Perhaps more significant for glucose homeostasis is that stress hormones are not diminished with the elimination of CPB. Velissaris showed that plasma vasopressin and cortisol did not differ with CPB; in both cases they increased during the early postoperative phase and only partially recovered at 24h [24]. Stress hormones are believed to produce hyperglycaemia acutely with surgery while anabolic steroids and IGF-1 account for more prolonged glucose dysregulation.

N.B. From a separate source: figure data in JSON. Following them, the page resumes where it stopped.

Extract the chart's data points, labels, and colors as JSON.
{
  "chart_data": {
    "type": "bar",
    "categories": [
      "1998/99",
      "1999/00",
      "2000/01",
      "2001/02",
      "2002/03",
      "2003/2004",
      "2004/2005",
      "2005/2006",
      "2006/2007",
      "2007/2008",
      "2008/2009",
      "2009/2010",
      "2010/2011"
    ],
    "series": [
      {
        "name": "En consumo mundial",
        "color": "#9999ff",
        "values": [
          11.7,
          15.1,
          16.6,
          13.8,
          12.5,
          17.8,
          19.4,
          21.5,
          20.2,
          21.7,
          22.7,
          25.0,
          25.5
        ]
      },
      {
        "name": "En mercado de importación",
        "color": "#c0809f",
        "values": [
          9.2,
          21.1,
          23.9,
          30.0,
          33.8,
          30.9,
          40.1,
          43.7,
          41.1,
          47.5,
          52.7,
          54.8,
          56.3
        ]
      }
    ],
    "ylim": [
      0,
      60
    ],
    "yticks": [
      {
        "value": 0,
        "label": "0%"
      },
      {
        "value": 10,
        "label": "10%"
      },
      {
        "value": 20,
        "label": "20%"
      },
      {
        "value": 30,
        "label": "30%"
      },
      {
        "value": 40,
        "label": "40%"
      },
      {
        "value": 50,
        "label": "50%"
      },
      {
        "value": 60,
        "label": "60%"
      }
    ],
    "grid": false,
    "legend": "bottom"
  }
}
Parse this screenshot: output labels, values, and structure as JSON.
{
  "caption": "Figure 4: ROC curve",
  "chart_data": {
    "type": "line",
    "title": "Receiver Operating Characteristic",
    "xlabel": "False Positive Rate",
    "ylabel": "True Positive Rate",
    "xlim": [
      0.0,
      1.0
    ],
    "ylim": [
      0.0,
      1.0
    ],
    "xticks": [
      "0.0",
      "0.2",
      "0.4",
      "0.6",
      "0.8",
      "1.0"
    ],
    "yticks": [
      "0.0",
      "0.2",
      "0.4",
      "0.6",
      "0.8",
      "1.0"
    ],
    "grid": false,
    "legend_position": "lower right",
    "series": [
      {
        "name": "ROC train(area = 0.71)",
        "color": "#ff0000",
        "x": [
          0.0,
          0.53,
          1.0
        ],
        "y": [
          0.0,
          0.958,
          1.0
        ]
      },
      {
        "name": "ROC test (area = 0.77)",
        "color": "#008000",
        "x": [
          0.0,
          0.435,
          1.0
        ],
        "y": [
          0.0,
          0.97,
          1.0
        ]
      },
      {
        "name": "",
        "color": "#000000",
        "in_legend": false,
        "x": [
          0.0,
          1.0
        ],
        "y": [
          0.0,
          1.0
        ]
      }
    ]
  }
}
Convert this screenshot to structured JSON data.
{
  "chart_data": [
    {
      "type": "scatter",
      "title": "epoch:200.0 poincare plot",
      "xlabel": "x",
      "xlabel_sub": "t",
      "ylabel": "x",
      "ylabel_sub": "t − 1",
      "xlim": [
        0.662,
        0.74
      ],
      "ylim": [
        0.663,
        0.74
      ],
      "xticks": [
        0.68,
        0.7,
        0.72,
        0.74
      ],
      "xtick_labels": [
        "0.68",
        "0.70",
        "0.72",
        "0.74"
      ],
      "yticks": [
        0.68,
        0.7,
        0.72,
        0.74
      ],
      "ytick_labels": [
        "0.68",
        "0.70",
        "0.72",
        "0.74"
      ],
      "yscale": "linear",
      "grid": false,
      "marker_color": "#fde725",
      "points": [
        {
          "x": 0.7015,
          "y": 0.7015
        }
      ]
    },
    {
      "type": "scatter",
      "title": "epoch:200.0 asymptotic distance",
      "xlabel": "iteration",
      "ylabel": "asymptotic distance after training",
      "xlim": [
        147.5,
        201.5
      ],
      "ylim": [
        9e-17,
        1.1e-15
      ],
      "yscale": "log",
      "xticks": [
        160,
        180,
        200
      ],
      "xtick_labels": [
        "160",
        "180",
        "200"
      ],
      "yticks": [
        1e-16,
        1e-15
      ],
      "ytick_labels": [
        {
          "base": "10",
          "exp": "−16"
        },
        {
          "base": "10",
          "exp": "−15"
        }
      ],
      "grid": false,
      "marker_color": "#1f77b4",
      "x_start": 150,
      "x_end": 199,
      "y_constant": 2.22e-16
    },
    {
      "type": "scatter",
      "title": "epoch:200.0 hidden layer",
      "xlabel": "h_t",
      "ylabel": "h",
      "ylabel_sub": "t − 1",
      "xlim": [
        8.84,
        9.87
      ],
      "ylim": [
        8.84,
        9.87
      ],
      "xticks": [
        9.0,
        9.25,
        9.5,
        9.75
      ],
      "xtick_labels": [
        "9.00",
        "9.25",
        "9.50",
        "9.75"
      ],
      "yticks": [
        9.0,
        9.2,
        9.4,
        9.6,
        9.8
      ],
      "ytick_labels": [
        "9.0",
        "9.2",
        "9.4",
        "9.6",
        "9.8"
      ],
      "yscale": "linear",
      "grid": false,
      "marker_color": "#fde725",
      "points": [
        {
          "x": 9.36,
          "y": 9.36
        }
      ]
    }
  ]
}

Study limitations include a reduced post-operative haematocrit with no dependable method for correcting the decreased IGF-1 value and increased IGFBG-1. Furthermore, the presence of two more females in the group using CPB (females 6 of 23) could affect the IGFBP-1 values which have some gender dependency. Finally, the results of this study may not be applicable to cardiac surgical patients without cardiovascular disease as about a third of the present study group had impaired glucose homeostasis preoperatively.
In summary, glucose homeostasis is disturbed preoperatively for even non-diabetic patients undergoing CABG. Cardiopulmonary bypass marginally exacerbates the catabolism and disturbed glucose homeostasis that is induced to a lesser degree by surgery without CPB. Decreased IGF-1 bioavailability may at least partially account for this disturbed glucose homeostasis. The marginal contribution of CPB to glucose dysregulation is unlikely to alter the indications for OBCAB.